Intercontinental Hotels Group was among the largest fallers, declining by 5.7 per cent, or 201p, to £33.42, after Deutsche Bank predicted that demand could “take some time to revive”, meaning that a full recovery “could well be into 2021 and beyond”.

“While the broader market seems to be factoring in a return to normalcy for most sectors, we believe hotels and restaurants will see a delayed recovery as the sector might be one of the last to be re-opened,” the broker told clients.

It sliced its target price from £46 to £43, noting that the operator behind Holiday Inn and Crowne Plaza will endure between three and four months without almost any revenue “even if we consider the sector opening up by July”.

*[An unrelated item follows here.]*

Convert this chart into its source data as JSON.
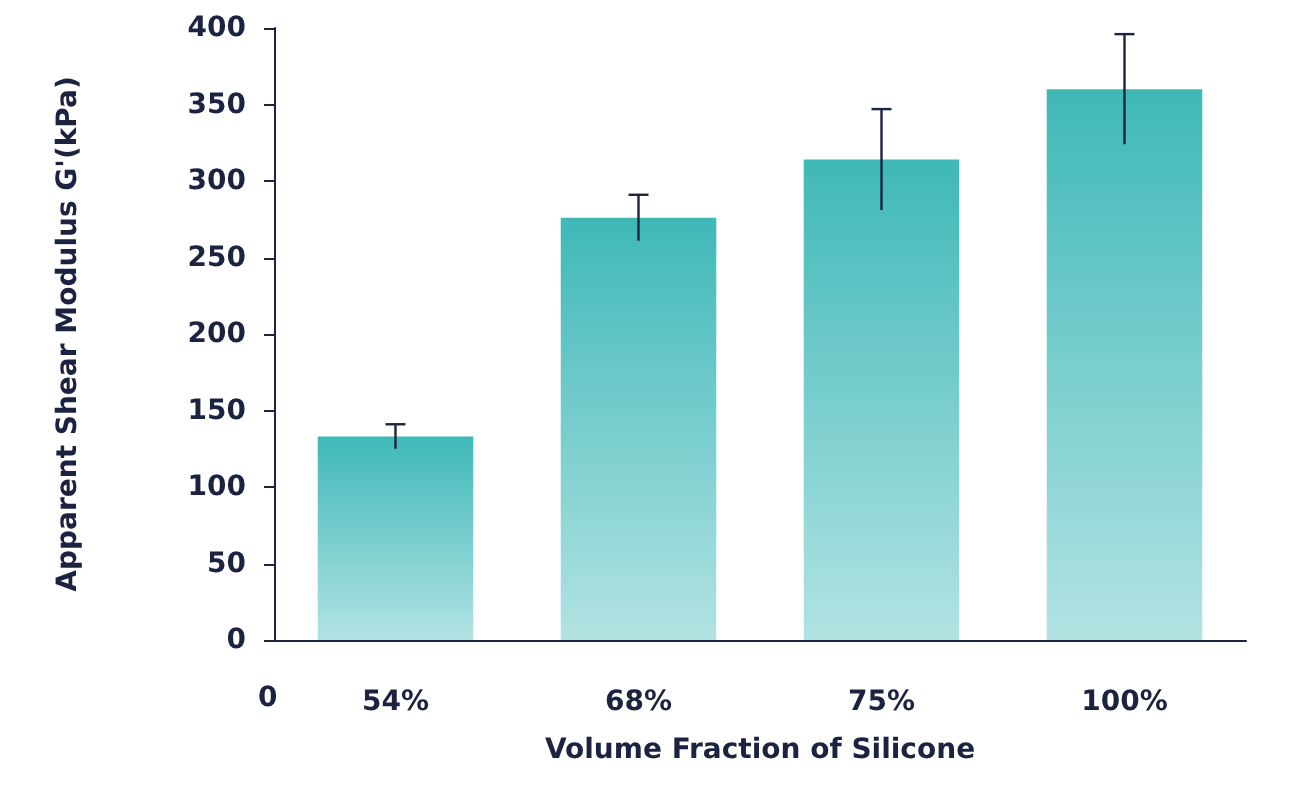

Shares in Carnival, the world’s biggest cruise company, dropped 8.5 per cent, or 85p, to 918p. Easyjet, the budget airline, fell 7.6 per cent, or 43 ¼p, to 524¾p.

The FTSE 100 was trading down 0.55 per cent, or 32 points, at 5,731 shortly before lunchtime as the world’s leading economies exchanged barbs, sending equity indices across Asia and Europe into retreat.

President Trump

The Trump administration, which has threatened Beijing with tariffs, claimed over the weekend that there was “enormous evidence” that Covid-19 originated in a laboratory in the Chinese city of Wuhan but declined to provide any. State media outlets in China have accused Mike Pompeo, the US secretary of state, of “bluffing”.

The FTSE 250 slipped 1.4 per cent, or 226 points, to 15,992.

Dechra Pharmaceuticals, the mid-cap veterinary healthcare, provided some light following an upgrade by Jefferies, which lifted its rating from “hold” to “buy” and downgraded Virbac, the company’s French rival. Shares in Dechra rose 1.3 per cent, or 36p, to £27.36.

Persisting uncertainty around how much longer shutters will remain down on pubs and cinemas continues to plague Mitchells & Butlers, Marston’s and Cineworld, which were all more than 8 per cent lower.